Business Aviation & NextGen, Part I: Updates and Mandates


Image Courtesy: FAA

By now, everyone on the general aviation industry is tired of hearing about NextGen and its amazingness, right? I mean, it all sounds great - until you realize that in just a few short years, that new avionics upgrade you got a few years ago could be almost worthless.

While it will be beneficial to have ADS-B, weather mapping and CPDLC, these fancy upgrades don't come cheap. And it's not just the high dollar that destroys people's optimism. There are other decisions involved, too - like whether to upgrade now, wait until the equipment is required or just start over with a brand new jet. Add to this an overabundance of confusing FAA rules, the need for STCs, waiting for paperwork to go through and aircraft downtime, and it's a pretty unappealing process for the typical Citation or Gulfstream owner.

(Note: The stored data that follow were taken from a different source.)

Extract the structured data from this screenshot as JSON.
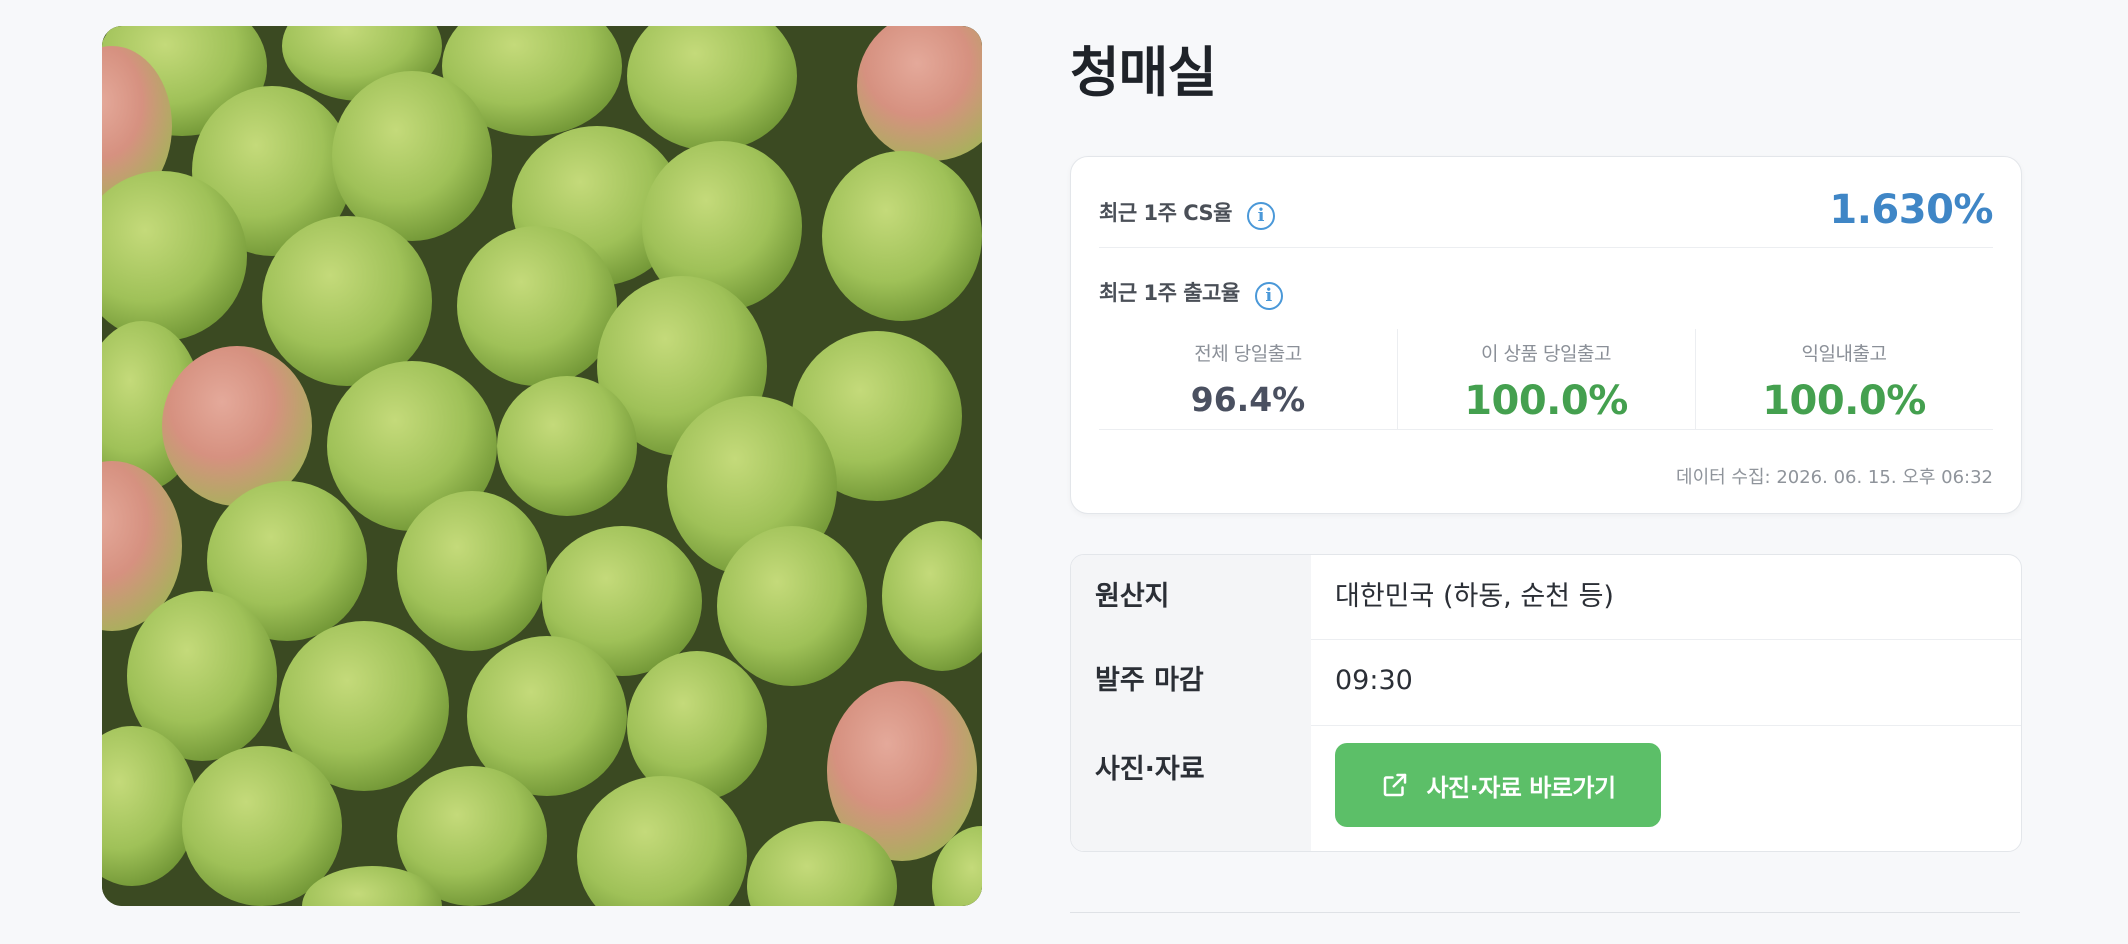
{
  "product": {
    "title": "청매실",
    "image_alt": "green plums photo"
  },
  "stats": {
    "cs_label": "최근 1주 CS율",
    "cs_value": "1.630%",
    "shipping_label": "최근 1주 출고율",
    "columns": [
      {
        "label": "전체 당일출고",
        "value": "96.4%"
      },
      {
        "label": "이 상품 당일출고",
        "value": "100.0%"
      },
      {
        "label": "익일내출고",
        "value": "100.0%"
      }
    ],
    "collected_at": "데이터 수집: 2026. 06. 15. 오후 06:32"
  },
  "info": {
    "origin_label": "원산지",
    "origin_value": "대한민국 (하동, 순천 등)",
    "deadline_label": "발주 마감",
    "deadline_value": "09:30",
    "media_label": "사진·자료",
    "media_button": "사진·자료 바로가기"
  },
  "colors": {
    "accent_blue": "#3f86c6",
    "accent_green": "#44a04f",
    "button_green": "#5cbf68"
  },
  "icons": [
    "info-icon",
    "external-link-icon"
  ]
}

But NextGen has its benefits, too, in the form of safety and efficiency, and maybe it's time for everyone to get on board. But what exactly will you need? When should you equip your aircraft? How much will it cost? Should you upgrade or sell?

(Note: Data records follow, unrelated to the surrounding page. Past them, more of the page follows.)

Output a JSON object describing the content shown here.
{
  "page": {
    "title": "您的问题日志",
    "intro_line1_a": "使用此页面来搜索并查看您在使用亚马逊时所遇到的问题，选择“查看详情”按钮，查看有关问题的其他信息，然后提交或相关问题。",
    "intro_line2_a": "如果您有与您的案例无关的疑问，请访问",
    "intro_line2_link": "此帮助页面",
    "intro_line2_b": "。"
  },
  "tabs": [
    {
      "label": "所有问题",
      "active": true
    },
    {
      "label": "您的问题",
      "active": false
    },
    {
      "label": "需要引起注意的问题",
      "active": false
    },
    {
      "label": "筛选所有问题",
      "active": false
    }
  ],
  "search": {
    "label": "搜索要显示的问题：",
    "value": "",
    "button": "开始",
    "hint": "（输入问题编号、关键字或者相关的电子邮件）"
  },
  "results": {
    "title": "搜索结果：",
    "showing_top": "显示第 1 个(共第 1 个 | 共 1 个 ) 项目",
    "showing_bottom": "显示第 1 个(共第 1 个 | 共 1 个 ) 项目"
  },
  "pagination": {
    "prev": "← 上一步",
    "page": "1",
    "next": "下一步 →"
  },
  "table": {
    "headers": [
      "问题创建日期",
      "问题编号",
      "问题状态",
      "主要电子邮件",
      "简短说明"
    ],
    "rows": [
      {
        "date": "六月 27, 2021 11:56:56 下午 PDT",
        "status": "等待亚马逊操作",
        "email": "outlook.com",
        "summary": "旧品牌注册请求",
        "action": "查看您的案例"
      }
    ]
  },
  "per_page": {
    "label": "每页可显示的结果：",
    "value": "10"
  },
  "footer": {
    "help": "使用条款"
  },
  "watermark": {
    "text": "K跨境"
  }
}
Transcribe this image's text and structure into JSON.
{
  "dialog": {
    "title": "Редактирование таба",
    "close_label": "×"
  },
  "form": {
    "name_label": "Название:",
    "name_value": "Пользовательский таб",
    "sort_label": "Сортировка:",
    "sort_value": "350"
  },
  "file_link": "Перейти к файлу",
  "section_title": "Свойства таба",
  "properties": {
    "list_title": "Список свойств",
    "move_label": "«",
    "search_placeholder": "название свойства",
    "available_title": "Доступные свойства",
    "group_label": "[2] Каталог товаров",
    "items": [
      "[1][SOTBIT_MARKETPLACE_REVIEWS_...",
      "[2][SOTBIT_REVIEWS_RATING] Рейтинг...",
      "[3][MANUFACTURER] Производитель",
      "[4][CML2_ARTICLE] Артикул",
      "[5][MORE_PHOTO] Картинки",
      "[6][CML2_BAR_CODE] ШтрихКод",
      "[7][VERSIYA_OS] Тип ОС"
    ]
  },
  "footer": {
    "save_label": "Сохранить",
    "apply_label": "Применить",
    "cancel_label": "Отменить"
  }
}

In this two-part series, we'll look first at the requirements of NextGen, the equipment upgrades in question, what is mandated and what will be mandated soon. In part two, we'll examine insider opinions and go over some advantages and disadvantages of upgrading avionics versus replacing your aircraft.

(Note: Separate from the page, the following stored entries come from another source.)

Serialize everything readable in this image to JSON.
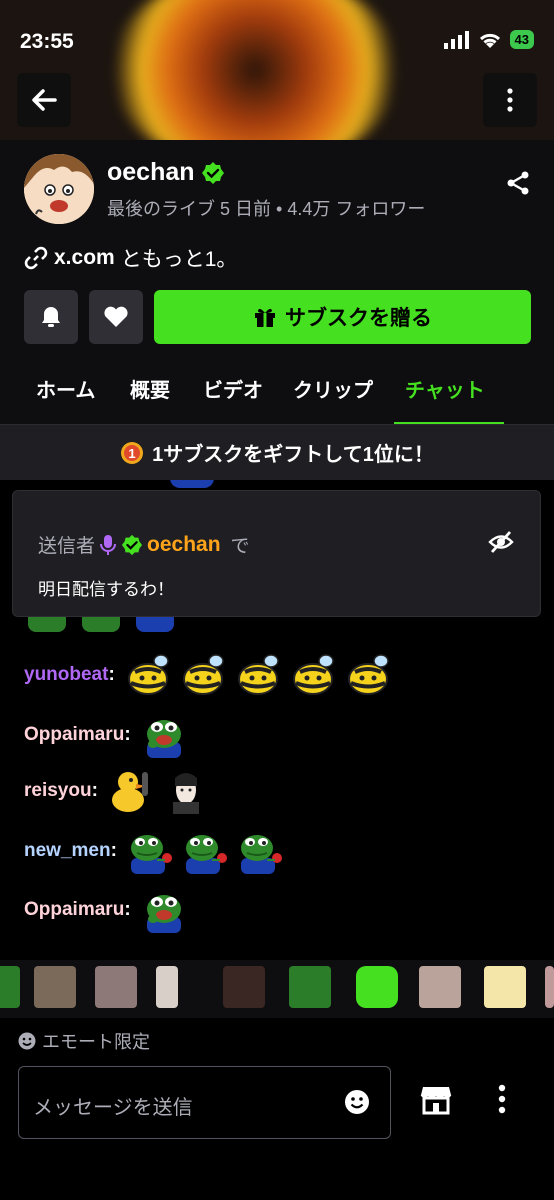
{
  "status_bar": {
    "time": "23:55",
    "battery": "43"
  },
  "channel": {
    "name": "oechan",
    "meta": "最後のライブ 5 日前 • 4.4万 フォロワー",
    "link_host": "x.com",
    "link_text": "ともっと1。"
  },
  "actions": {
    "gift_label": "サブスクを贈る"
  },
  "tabs": [
    "ホーム",
    "概要",
    "ビデオ",
    "クリップ",
    "チャット"
  ],
  "active_tab": "チャット",
  "gift_banner": "1サブスクをギフトして1位に！",
  "pinned": {
    "prefix": "送信者",
    "name": "oechan",
    "suffix": "で",
    "message": "明日配信するわ！"
  },
  "chat": [
    {
      "user": "yunobeat",
      "color": "#b068f5",
      "emotes": [
        "bee",
        "bee",
        "bee",
        "bee",
        "bee"
      ]
    },
    {
      "user": "Oppaimaru",
      "color": "#ffd3d9",
      "emotes": [
        "pepe-laugh"
      ]
    },
    {
      "user": "reisyou",
      "color": "#ffd3d9",
      "emotes": [
        "duck",
        "face"
      ]
    },
    {
      "user": "new_men",
      "color": "#b5d3ff",
      "emotes": [
        "pepe-rose",
        "pepe-rose",
        "pepe-rose"
      ]
    },
    {
      "user": "Oppaimaru",
      "color": "#ffd3d9",
      "emotes": [
        "pepe-laugh"
      ]
    }
  ],
  "composer": {
    "emote_only": "エモート限定",
    "placeholder": "メッセージを送信"
  },
  "colors": {
    "accent": "#45e01f",
    "pinned_name": "#ffa31a",
    "verified": "#45e01f"
  }
}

If you're not familiar with The FAA's NextGen program and all that it entails, it's time to get cozy with it. The program is a complex one with many different facets within it, including a series of new technologies that will allegedly make the nation's airspace more safe and efficient. A few of these new systems are especially important to aircraft owners because of the high cost and complex avionics involved. We'll go over two of the more significant systems below:

ADS-B:
ADS-B, or Automatic Dependent Surveillance-Broadcast, is the most accurate system to date for determining aircraft position. Because both ATC and other pilots in the area will be able to determine your aircraft's precise position while flying, ADS-B will allow for reduced separation minimums and a safer flight environment.

According to an FAA mandate, all aircraft owners that intend to fly in class A, B or C airspace must be equipped with ADS-B Out capabilities by January 1st, 2020. This sounds easy enough, but the exact installation requirements vary greatly from aircraft to aircraft, depending on the current avionics package and the type of flying accomplished.

At a minimum, aircraft will need to be equipped with a WAAS-enabled GPS receiver and (for aircraft flying above 18,000 feet) a 1090 MHz ES link with a Mode S Transponder.

ATN-B1 (Datacomm) and FANS-1/A:
ATN-B1 has many names. It's known by the FAA as Datacomm and it's known still to others as Link2000+, PMCPDLC, or CPDLC. It uses datalink technology to send data communications from air traffic controllers to the cockpit of the aircraft via a text message, and vice versa. The FAA's Datacomm program intends to improve communication by reducing voice communication errors that come with fuzzy or congested radio frequencies and improving the accuracy of transmissions. Currently, there is no FAA mandate for the use of Datacomm in the United States, but ATN-B1 will be mandated by EASA in February 2015. The program is expected to be implemented in the U.S. in 2016 and expanded on until 2024.

FANS-1/A is a datalink system that incorporates CPDLC with a surveillance feature called ADS-C. The ADS-C feature provides position reports over areas not served by ground systems, such as the Atlantic Ocean. FANS-1/A is mandated by the North Atlantic Track System (NATS) for the two center tracks over the Atlantic, and this mandate is expected to expand.

Whether an operator decides to equip with ATN-B1 or FANS-1/A will largely be determined by mandates, cost and the aircraft's current equipment status. But one thing is for sure: These datalink upgrades are something operators should prepare for in one way or another.